Of course technology like this is susceptible to hackers, but the Curve.fi platform is audited on a regular basis to ensure the highest level of security possible. As of the writing of this article, hackers have not been able to gain access to the platform, though it is assumed by the developers that many by this point have tried.
Should You Buy CRV?
Just like most other DEFI exchanges out there, Curve.fi has its own cryptocurrency abbreviated CRV. But, this token, which was released in 2020, is solely a governance token. This means that when you buy CRV, you are given some voting rights for the platform. If you participate in the liquidity investment pools as mentioned above, you will automatically be given CRV tokens.

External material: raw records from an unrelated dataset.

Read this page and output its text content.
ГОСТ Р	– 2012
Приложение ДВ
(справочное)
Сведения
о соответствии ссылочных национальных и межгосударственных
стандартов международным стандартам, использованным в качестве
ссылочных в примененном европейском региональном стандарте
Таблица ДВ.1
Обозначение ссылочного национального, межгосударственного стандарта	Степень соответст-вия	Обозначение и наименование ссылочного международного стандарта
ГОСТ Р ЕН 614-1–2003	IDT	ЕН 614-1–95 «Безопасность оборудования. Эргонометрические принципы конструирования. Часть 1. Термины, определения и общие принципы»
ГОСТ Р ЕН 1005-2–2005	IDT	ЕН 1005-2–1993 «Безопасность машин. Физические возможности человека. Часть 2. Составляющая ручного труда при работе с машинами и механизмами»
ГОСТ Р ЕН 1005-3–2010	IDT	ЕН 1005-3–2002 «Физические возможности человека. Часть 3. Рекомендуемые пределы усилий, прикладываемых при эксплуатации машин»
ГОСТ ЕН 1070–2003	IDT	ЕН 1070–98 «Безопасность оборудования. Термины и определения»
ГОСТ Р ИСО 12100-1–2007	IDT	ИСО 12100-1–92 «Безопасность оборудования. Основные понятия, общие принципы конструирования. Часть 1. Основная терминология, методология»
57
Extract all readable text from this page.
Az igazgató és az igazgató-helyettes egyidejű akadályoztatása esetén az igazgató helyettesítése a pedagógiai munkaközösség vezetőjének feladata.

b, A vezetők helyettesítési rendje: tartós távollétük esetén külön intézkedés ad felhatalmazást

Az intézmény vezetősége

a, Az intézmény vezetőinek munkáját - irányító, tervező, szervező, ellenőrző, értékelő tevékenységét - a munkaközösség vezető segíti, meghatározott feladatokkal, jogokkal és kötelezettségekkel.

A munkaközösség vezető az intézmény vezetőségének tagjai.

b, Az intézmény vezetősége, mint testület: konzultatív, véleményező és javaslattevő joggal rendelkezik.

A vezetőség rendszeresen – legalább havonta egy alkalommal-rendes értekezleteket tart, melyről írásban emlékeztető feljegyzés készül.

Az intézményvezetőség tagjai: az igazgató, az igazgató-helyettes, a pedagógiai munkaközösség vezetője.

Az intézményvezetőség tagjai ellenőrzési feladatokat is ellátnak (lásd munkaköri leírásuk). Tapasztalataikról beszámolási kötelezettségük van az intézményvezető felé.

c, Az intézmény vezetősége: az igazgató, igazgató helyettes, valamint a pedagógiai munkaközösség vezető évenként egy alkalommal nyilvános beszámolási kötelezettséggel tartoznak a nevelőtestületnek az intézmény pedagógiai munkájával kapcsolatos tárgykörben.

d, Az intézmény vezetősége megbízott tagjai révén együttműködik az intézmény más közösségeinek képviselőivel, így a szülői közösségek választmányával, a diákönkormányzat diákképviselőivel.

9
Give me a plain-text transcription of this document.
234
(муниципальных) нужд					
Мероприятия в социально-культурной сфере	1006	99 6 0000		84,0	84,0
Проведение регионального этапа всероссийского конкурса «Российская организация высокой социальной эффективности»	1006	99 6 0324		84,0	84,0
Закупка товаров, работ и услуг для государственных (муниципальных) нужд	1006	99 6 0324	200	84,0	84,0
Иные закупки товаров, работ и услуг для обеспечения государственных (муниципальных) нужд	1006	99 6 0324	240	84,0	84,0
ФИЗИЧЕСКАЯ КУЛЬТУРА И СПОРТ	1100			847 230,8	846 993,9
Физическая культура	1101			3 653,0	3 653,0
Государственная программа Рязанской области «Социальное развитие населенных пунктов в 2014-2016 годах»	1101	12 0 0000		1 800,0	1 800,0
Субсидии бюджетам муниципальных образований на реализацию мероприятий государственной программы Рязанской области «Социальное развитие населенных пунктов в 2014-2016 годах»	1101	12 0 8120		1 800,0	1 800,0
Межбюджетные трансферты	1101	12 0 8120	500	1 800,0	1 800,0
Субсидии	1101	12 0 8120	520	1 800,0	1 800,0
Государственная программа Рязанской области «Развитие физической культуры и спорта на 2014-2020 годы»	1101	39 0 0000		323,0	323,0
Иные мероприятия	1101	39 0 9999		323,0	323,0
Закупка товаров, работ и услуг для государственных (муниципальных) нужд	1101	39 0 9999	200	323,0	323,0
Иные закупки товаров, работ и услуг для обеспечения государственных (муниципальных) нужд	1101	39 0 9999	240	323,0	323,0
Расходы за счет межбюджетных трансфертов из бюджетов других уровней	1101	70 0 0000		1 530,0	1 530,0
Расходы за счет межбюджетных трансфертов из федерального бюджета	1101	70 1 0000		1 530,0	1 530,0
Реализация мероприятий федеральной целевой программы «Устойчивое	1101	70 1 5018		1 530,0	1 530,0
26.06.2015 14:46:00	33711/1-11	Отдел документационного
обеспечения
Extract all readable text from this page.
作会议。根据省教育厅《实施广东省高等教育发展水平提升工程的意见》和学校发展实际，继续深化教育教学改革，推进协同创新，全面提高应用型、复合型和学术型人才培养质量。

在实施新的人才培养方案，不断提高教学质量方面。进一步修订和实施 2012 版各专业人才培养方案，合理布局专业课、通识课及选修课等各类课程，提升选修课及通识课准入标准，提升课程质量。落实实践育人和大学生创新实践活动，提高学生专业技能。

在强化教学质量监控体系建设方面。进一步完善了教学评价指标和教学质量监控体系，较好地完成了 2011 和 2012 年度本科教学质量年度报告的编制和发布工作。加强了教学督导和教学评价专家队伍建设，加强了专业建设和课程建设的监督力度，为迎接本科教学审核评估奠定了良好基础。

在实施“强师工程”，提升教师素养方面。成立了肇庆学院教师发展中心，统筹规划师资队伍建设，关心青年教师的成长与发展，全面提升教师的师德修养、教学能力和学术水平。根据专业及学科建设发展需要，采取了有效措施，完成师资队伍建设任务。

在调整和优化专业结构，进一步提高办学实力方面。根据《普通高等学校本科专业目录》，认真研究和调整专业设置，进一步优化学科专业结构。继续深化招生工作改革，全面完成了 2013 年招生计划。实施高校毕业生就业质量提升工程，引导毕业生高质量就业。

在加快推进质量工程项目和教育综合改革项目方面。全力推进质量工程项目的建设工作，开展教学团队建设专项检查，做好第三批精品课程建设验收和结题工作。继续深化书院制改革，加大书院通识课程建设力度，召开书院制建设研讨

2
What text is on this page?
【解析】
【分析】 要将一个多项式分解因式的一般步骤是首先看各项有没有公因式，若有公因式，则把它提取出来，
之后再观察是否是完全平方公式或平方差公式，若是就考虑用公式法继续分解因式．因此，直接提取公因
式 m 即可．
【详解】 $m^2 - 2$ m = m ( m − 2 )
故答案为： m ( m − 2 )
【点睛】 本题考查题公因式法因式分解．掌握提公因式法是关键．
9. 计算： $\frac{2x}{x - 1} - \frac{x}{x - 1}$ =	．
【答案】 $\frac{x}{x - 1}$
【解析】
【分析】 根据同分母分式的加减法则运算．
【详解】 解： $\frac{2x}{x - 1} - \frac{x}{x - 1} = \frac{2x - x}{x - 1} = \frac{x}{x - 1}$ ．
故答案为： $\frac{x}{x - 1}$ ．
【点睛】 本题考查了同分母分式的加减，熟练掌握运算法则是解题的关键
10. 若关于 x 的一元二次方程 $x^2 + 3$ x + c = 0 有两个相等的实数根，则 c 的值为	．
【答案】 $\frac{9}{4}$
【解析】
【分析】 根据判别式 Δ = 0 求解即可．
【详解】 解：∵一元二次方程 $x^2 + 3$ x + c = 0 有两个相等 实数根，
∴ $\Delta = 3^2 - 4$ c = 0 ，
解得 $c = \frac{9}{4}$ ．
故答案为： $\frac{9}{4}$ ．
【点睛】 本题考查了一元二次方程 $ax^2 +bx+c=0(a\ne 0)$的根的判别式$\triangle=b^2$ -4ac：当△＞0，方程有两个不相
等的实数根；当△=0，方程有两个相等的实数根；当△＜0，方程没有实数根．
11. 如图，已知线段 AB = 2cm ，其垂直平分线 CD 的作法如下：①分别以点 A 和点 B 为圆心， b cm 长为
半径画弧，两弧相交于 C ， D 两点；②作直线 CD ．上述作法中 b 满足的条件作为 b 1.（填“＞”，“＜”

But beyond that, unless you are really interested in the world of DEFI stablecoin exchanges, then Curve.fi is probably one you will want to pass on. This is because, although it might be a good investment, there are several other investments out there that are better. And when it comes to exchange tokens, like BinanceCoin, and CRV, you really only benefit from investing in the one on the exchange you plan to use. This is due to the fact that these tokens typically provide the best benefits to the exchange users.
So if you plan to exchange a lot of stablecoins on Curve.fi, then head over and buy yourself some CRV so you have some say in what happens on the platform. Otherwise, it’s probably best to just sit this one out.
The DEFI world is simply massive, and Curve.fi is another in a long list of exchanges fighting for a spot. If you are looking to exchange stablecoins, then it might be worthwhile for you to check this platform out. But if you aren’t, then you may have better luck looking at a different DEFI platform that features the currencies you desire in an interface that is much more beginner/user friendly. Just be sure you research any DEFI platform like Curve.fi thoroughly before you place you hard earned money on the line as the DEFI world is riddled with frequent scams.